With $11 million in new cash, a $27 million balanced budget and near-record attendance, Minneapolis Institute of Arts Director Kaywin Feldman was upbeat at the museum's annual meeting Thursday.

"I may appear biased, but I'd call it a banner year," Feldman said.

The museum's 645,000 visitors in 2014 were the second-largest tally in its history.

Highlights of the 2014 fiscal year that ended June 30 include a $6 million bequest to promote Asian art, history and culture, and $5 million for exhibitions and programs pegged to the museum's 2015 centennial. The bequest came from the estate of Alfred Pillsbury Gale, whose father, Richard P. Gale, gave the museum a renowned collection of Japanese art. The centennial funding came from Best Buy, U.S. Bank and Friends of the Institute, plus about 25 individuals.

The museum's departing board chair, Hubert Joly, is the CEO of Best Buy and a generous donor. Earlier this month Joly resigned the chairmanship, effective Thursday, saying he recently began a relationship with a staff member and wanted to avoid "any potential or perceived conflict of interest."

The board elected longtime museum supporter Diane Lilly as chairman to complete the final year of Joly's two-year term.

This year's efforts position the museum for a 2015 centennial season of special shows and weekly "birthday surprises." Planned exhibits include the museum's first major fashion display, "Italian Style: Fashion Since 1945," opening in October; treasures from the Habsburg empire, including armor and Old Master paintings starting in February; Leonardo da Vinci's "Codex Leicester" opening in June; and "Eugene Delacroix and Modernity," the first exhibit in 50 years to examine the French artist's influence, debuting in October 2015.

Da Vinci's famous "Codex Leicester" is a legendary manuscript of the Renaissance artist's drawings and scientific observations. Dating from 1506-1513, it concerns the movement and control of water in currents, whirlpools and dams. Written backward in Italian, it can be read only through a mirror. It will be on loan from Bill Gates, who purchased the Codex for $30.8 million in 1994, a record price.
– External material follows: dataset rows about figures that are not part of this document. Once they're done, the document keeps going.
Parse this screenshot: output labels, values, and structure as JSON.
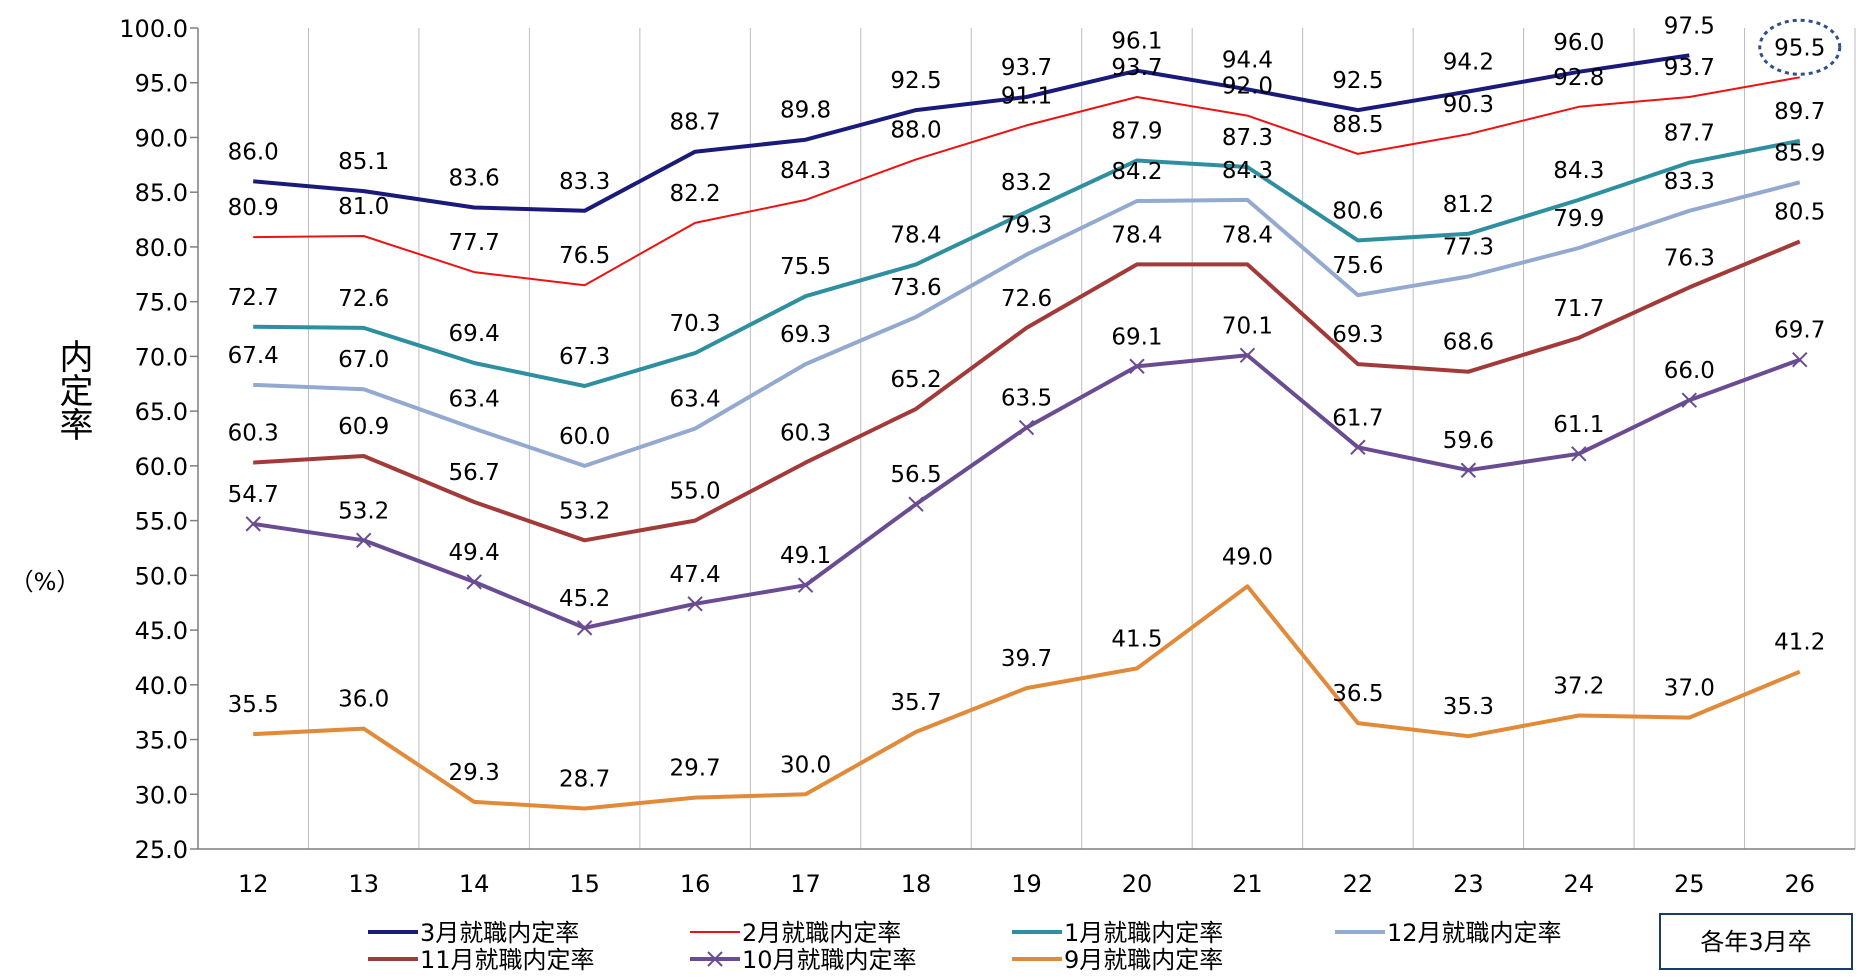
{
  "chart_data": {
    "type": "line",
    "x": [
      "12",
      "13",
      "14",
      "15",
      "16",
      "17",
      "18",
      "19",
      "20",
      "21",
      "22",
      "23",
      "24",
      "25",
      "26"
    ],
    "ylim": [
      25.0,
      100.0
    ],
    "ytick_step": 5,
    "yticks": [
      "25.0",
      "30.0",
      "35.0",
      "40.0",
      "45.0",
      "50.0",
      "55.0",
      "60.0",
      "65.0",
      "70.0",
      "75.0",
      "80.0",
      "85.0",
      "90.0",
      "95.0",
      "100.0"
    ],
    "ylabel": "内定率",
    "yunit": "（%）",
    "grid": "vertical",
    "legend_position": "bottom",
    "note": "各年3月卒",
    "highlight": {
      "series": "2月就職内定率",
      "x": "26",
      "value": 95.5
    },
    "series": [
      {
        "name": "3月就職内定率",
        "color": "#1a1a7a",
        "width": 4,
        "marker": "none",
        "values": [
          86.0,
          85.1,
          83.6,
          83.3,
          88.7,
          89.8,
          92.5,
          93.7,
          96.1,
          94.4,
          92.5,
          94.2,
          96.0,
          97.5,
          null
        ]
      },
      {
        "name": "2月就職内定率",
        "color": "#ee1111",
        "width": 2,
        "marker": "none",
        "values": [
          80.9,
          81.0,
          77.7,
          76.5,
          82.2,
          84.3,
          88.0,
          91.1,
          93.7,
          92.0,
          88.5,
          90.3,
          92.8,
          93.7,
          95.5
        ]
      },
      {
        "name": "1月就職内定率",
        "color": "#2e8fa0",
        "width": 4,
        "marker": "none",
        "values": [
          72.7,
          72.6,
          69.4,
          67.3,
          70.3,
          75.5,
          78.4,
          83.2,
          87.9,
          87.3,
          80.6,
          81.2,
          84.3,
          87.7,
          89.7
        ]
      },
      {
        "name": "12月就職内定率",
        "color": "#93a9cf",
        "width": 4,
        "marker": "none",
        "values": [
          67.4,
          67.0,
          63.4,
          60.0,
          63.4,
          69.3,
          73.6,
          79.3,
          84.2,
          84.3,
          75.6,
          77.3,
          79.9,
          83.3,
          85.9
        ]
      },
      {
        "name": "11月就職内定率",
        "color": "#a33a3a",
        "width": 4,
        "marker": "none",
        "values": [
          60.3,
          60.9,
          56.7,
          53.2,
          55.0,
          60.3,
          65.2,
          72.6,
          78.4,
          78.4,
          69.3,
          68.6,
          71.7,
          76.3,
          80.5
        ]
      },
      {
        "name": "10月就職内定率",
        "color": "#6a4c93",
        "width": 4,
        "marker": "x",
        "values": [
          54.7,
          53.2,
          49.4,
          45.2,
          47.4,
          49.1,
          56.5,
          63.5,
          69.1,
          70.1,
          61.7,
          59.6,
          61.1,
          66.0,
          69.7
        ]
      },
      {
        "name": "9月就職内定率",
        "color": "#e08a3a",
        "width": 4,
        "marker": "none",
        "values": [
          35.5,
          36.0,
          29.3,
          28.7,
          29.7,
          30.0,
          35.7,
          39.7,
          41.5,
          49.0,
          36.5,
          35.3,
          37.2,
          37.0,
          41.2
        ]
      }
    ]
  }
}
The Minneapolis museum plans a novel display unlike previous Da Vinci exhibits that showed the Codex with Renaissance drawings or scientific papers. Here it will be thematically linked to "curiosity and observation" including videos by Bill Viola and work by artist/ musician Mark Mothersbaugh, founder of the rock band Devo.

"Art is an expression of what it is to be human, and we want to explore all demonstrations of that," Feldman said. "So having Leonardo and Mothersbaugh at the same time is showing two intensely creative people from different times demonstrating creativity in two very different ways."

That 2014 attendance was below the 680,000 all time record set last year, but still substantially above what the museum expected given that it had only one special exhibition. That show of Matisse paintings from the Baltimore Museum of Art attracted 93,259 people during its 12-week run this spring. Last year's tally was boosted by blockbuster exhibits of ancient Chinese tomb warriors, which pulled 150,000, and Rembrandt paintings, which attracted 107,000.

Membership, at 21,126, was down from a 2013's 24,371.

The MIA's endowment rose to $226 million, up from $200 million in 2013. The museum acquired some 1,200 works of art through gifts and purchase, including a multipart 1515 woodcut by Albrecht Dürer that is — at 11 feet tall by 9 feet wide — the largest such item in Renaissance art. The gifts include 605 photos bequeathed by the late St. Paul collector Harry Drake, a longtime museum benefactor.